Request for names of staff involved in sending email to parents about Pink Shirt Day

Official Information Act 1982
Legislation display text:
Section 9(2)(a)
Board of Trustees
Leo Donnelly
Case number(s):
Issue date:

Section 9(2)(a) OIA applied—correspondence with the requester and information supplied by the New Zealand Police suggested the requester would approach the staff outside of the official complaints process, and may have behaved in an abusive and threatening manner—no public interest override.


A parent asked a school board of trustees for the names of staff involved in sending an email about Pink Shirt Day.

Pink Shirt Day ‘aims to reduce bullying in Aotearoa by celebrating diversity in all its forms and supporting workplaces, communities and schools to be safe, supportive, welcoming and inclusive of all people’.

The board withheld the names under section 9(2)(a) of the OIA in order to protect the privacy of the staff. The parent complained to the Ombudsman, alleging that staff had misused the school email system for ‘sexual politics’.


Section 9(2)(a) of the OIA applies if withholding is ‘necessary to protect the privacy of natural persons’.

The Ombudsman confirmed the established approach that the names of public sector employees should, in principle, be made available when requested. However, he said withholding may be justified if the disclosure of names would detrimentally impact on a person’s privacy interests (section 9(2)(a)), or lead to improper pressure or harassment that would prejudice the effective conduct of public affairs (section 9(2)(g)(ii)).

The Ombudsman reviewed correspondence between the requester and the board, and information provided by the New Zealand Police. It was apparent from the volume, content and tone of the requester’s correspondence that this issue was of great concern to him. He had made a formal complaint to the board, and the board had spent considerable time and resources to address it. The requester was not satisfied with the outcome of that process.

Information provided by the Police suggested that the requester had publicly approached parties with whom he’d had a disagreement in the past, and behaved towards them in an aggressive and threatening manner.
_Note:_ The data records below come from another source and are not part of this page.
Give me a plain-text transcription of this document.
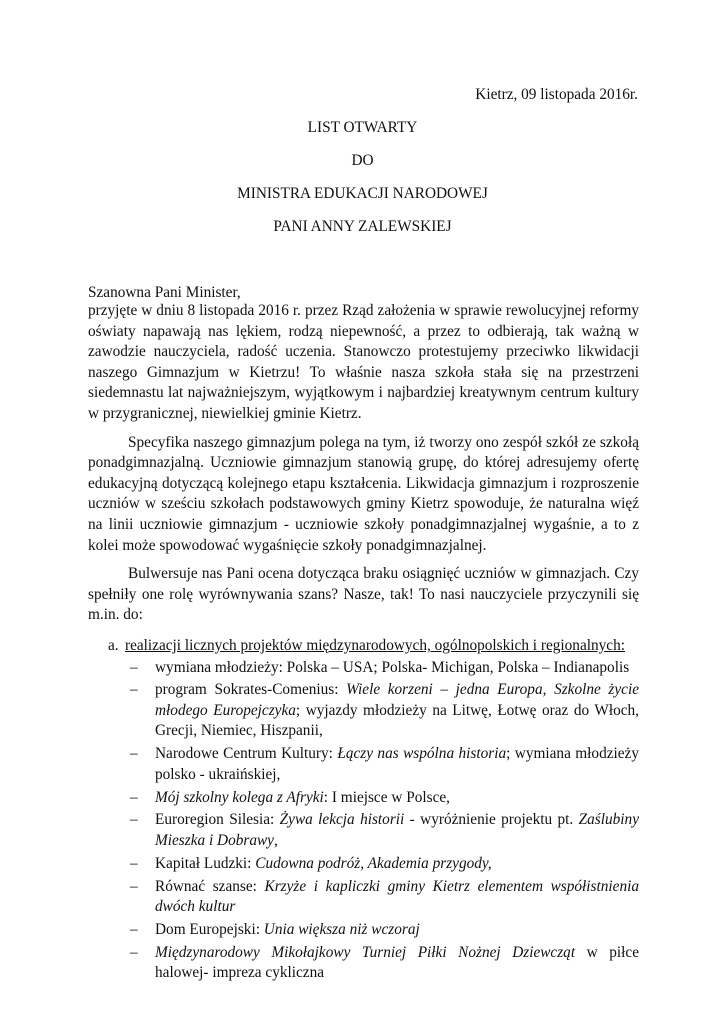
Kietrz, 09 listopada 2016r.
LIST OTWARTY
DO
MINISTRA EDUKACJI NARODOWEJ
PANI ANNY ZALEWSKIEJ
Szanowna Pani Minister,

przyjęte w dniu 8 listopada 2016 r. przez Rząd założenia w sprawie rewolucyjnej reformy oświaty napawają nas lękiem, rodzą niepewność, a przez to odbierają, tak ważną w zawodzie nauczyciela, radość uczenia. Stanowczo protestujemy przeciwko likwidacji naszego Gimnazjum w Kietrzu! To właśnie nasza szkoła stała się na przestrzeni siedemnastu lat najważniejszym, wyjątkowym i najbardziej kreatywnym centrum kultury w przygranicznej, niewielkiej gminie Kietrz.

Specyfika naszego gimnazjum polega na tym, iż tworzy ono zespół szkół ze szkołą ponadgimnazjalną. Uczniowie gimnazjum stanowią grupę, do której adresujemy ofertę edukacyjną dotyczącą kolejnego etapu kształcenia. Likwidacja gimnazjum i rozproszenie uczniów w sześciu szkołach podstawowych gminy Kietrz spowoduje, że naturalna więź na linii uczniowie gimnazjum - uczniowie szkoły ponadgimnazjalnej wygaśnie, a to z kolei może spowodować wygaśnięcie szkoły ponadgimnazjalnej.

Bulwersuje nas Pani ocena dotycząca braku osiągnięć uczniów w gimnazjach. Czy spełniły one rolę wyrównywania szans? Nasze, tak! To nasi nauczyciele przyczynili się m.in. do:

a. realizacji licznych projektów międzynarodowych, ogólnopolskich i regionalnych:
– wymiana młodzieży: Polska – USA; Polska- Michigan, Polska – Indianapolis
– program Sokrates-Comenius: Wiele korzeni – jedna Europa, Szkolne życie młodego Europejczyka; wyjazdy młodzieży na Litwę, Łotwę oraz do Włoch, Grecji, Niemiec, Hiszpanii,
– Narodowe Centrum Kultury: Łączy nas wspólna historia; wymiana młodzieży polsko - ukraińskiej,
– Mój szkolny kolega z Afryki: I miejsce w Polsce,
– Euroregion Silesia: Żywa lekcja historii - wyróżnienie projektu pt. Zaślubiny Mieszka i Dobrawy,
– Kapitał Ludzki: Cudowna podróż, Akademia przygody,
– Równać szanse: Krzyże i kapliczki gminy Kietrz elementem współistnienia dwóch kultur
– Dom Europejski: Unia większa niż wczoraj
– Międzynarodowy Mikołajkowy Turniej Piłki Nożnej Dziewcząt w piłce halowej- impreza cykliczna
On the basis of the evidence supplied by the board and the Police, the Ombudsman accepted that release of the names would enable the requester to pursue his complaints against the individual staff members, outside of the board’s official complaints process. This would detrimentally impact on their privacy interests by requiring them to answer, on an individual basis and in their personal time, for official actions they undertook on behalf of the board and the school. Withholding was therefore necessary, under section 9(2)(a) of the OIA, to protect their privacy interests.

Public interest

Sections 9(2)(a) of the OIA is subject to a public interest test. This means the need to withhold must be balanced against the countervailing public interest in release. If the countervailing public interest weighs more heavily, the information must be released. If not, it can be withheld.

The Ombudsman observed that there is generally a strong public interest in the transparency of, and accountability for, decisions taken by public sector agencies.

However, he noted that Pink Shirt Day was not just the school’s initiative, but an annual global event, with a number of New Zealand schools taking part. The New Zealand campaign was spearheaded by the Mental Health Foundation, which provided an online toolkit with posters, templates and factsheets, from which the staff drew when they generated the email.

In these circumstances, the Ombudsman was not persuaded that transparency and accountability required the disclosure of the names of the individual staff members who drafted and distributed the email. This essentially was an administrative task carried out on behalf of the school, and in line with similar actions taken by other schools in New Zealand and around the world.

The email was not the initiative of individual staff members. They did not act without authority or contrary to internal school practice or procedure. The Ombudsman therefore saw no basis for those staff members to be held individually responsible for the generation and communication of the email. It was the school and board who were accountable and responsibility for the email rested with them. The requester had raised his concerns with the board through the established complaints process.

Consequently, the Ombudsman was not persuaded that the public interest considerations favouring disclosure outweighed the need to withhold the staff names. He concluded that section 9(2)(a) of the OIA provided good reason for withholding.

This case note is published under the authority of the Ombudsmen Rules 1989. It sets out an Ombudsman’s view on the facts of a particular case. It should not be taken as establishing any legal precedent that would bind an Ombudsman in future.